In a voice halting with emotion he said, “I just wish my daddy was here to see this,” he said. “He grew up in Lanett and was a paratrooper in World War II.”

According to The Valley in World War II, a copy of which is available at Cobb Archives in Valley, the dad, Marvin Gilmore, was born in Lanett in 1921. He attended schools in Lanett and worked in Lanett Mill before joining the Army a little more than a month before the Japanese attack on Pearl Harbor. He was a member of the 505th Airborne Infantry.

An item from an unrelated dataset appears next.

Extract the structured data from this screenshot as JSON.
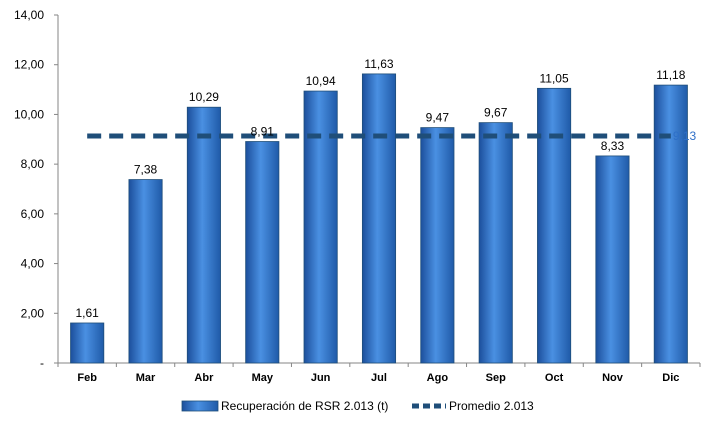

Marvin Gilmore survived the initial landing but died in fighting around Sainte-Mere­ Eglise on June 9,1944. According to The Valley in World War II, “(Gilmore) was awarded the American Defense ribbon, an ETO ribbon with three battle stars (Sicily, Naples, Normandy) and a Presidential Citation of Death. He leaves his widow, Mary, and a son, Ronnie.”

Ronnie Gilmore would go on to serve in the Army during the Vietnam War.

“My daddy was a member of the Greatest Generation,” he told the crowd assembled inside sewingmachine.com. “I’m very proud of that. I’m also proud to have served in the U.S. Army, but I never sacrificed the way my daddy did. If our country ever needed another Greatest Generation, it does now.” Marvin Gilmore would be proud of that son today.